Is Authoritarian Nationalism Mostly A Rural Phenomenon?

Offhand it looks like maybe it is.  In the US Trump won overwhelmingly in rural areas while losing all of the largest cities.  Yes, he took some mid-size declining industrial ones like Youngstown, OH and Erie, Pa, while losing some rural areas in places like Vermont as well as areas with minority groups the majority of the population.  But in general it holds, he won the countryside and lost the big cities.

In France, Marine Le Pen is also leading in some declining industrial cities of the Northeast for the upcoming presidential second round, but she loses in the larger growing cities such as Paris and Toulouse.   Recently The Economist reported a study showing that as one goes from downtown Paris outward there is a linear and substantial increase in support for her.  Again, the countryside is her base.

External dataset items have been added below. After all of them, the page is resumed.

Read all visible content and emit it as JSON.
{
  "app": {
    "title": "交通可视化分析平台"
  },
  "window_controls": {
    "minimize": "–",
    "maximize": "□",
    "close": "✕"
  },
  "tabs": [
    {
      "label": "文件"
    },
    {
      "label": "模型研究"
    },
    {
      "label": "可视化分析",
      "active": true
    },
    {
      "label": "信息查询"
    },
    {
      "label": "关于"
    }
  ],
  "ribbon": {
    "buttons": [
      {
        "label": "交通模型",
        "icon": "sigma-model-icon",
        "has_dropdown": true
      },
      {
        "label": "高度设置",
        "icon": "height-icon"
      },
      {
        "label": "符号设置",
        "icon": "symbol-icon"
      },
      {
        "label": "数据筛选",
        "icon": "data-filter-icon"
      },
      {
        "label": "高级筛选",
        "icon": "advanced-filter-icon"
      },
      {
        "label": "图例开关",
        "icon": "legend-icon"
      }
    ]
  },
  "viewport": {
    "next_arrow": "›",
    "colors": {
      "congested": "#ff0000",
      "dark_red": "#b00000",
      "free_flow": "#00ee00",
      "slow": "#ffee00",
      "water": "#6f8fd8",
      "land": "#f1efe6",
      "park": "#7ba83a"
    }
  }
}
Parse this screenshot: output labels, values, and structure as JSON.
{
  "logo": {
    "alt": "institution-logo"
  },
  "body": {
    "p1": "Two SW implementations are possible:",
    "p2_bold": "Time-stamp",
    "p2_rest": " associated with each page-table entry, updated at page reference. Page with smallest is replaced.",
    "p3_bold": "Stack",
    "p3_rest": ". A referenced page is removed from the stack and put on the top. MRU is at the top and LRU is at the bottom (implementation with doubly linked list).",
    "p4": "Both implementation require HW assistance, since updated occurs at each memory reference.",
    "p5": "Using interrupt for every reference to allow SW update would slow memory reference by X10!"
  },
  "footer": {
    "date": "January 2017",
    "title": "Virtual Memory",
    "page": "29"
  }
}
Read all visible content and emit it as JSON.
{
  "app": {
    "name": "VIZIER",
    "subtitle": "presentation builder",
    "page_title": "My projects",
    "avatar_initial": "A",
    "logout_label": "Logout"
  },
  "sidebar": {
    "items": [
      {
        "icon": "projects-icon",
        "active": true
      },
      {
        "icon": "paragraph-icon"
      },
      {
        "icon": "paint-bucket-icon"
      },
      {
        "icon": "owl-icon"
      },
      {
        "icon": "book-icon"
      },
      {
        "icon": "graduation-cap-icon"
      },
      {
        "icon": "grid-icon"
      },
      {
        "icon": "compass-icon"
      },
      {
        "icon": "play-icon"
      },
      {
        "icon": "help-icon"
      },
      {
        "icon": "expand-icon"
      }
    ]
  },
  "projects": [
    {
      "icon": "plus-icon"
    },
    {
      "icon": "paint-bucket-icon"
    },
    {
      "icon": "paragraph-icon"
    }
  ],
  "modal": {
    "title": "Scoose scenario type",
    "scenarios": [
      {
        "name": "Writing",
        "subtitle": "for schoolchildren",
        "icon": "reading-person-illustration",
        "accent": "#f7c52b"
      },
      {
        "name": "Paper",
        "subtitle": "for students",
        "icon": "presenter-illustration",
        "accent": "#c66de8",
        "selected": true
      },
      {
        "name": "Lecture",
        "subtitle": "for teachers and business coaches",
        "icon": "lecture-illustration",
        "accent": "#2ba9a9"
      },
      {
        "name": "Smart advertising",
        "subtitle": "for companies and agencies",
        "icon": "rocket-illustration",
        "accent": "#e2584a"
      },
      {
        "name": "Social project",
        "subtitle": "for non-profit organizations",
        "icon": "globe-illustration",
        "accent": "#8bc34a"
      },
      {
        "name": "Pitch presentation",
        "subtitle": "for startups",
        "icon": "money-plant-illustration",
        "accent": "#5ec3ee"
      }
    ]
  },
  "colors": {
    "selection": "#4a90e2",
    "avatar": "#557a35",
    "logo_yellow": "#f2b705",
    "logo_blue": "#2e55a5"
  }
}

The Brexit vote was more for nationalism than authoritarianism, but in England it was the same pattern, countryside and declining industrial cities for Exit while London was strongly for Remain.  Of course in Scotland, every county was pro-Remain, but that is a special case.

In Russia, where Putin apparently remains very popular, his base is also  the countryside.  The main location where one finds open opposition to him?  Moscow, the largest, richest, and capital city.

So it looks like there is a pattern here, but there are some exceptions.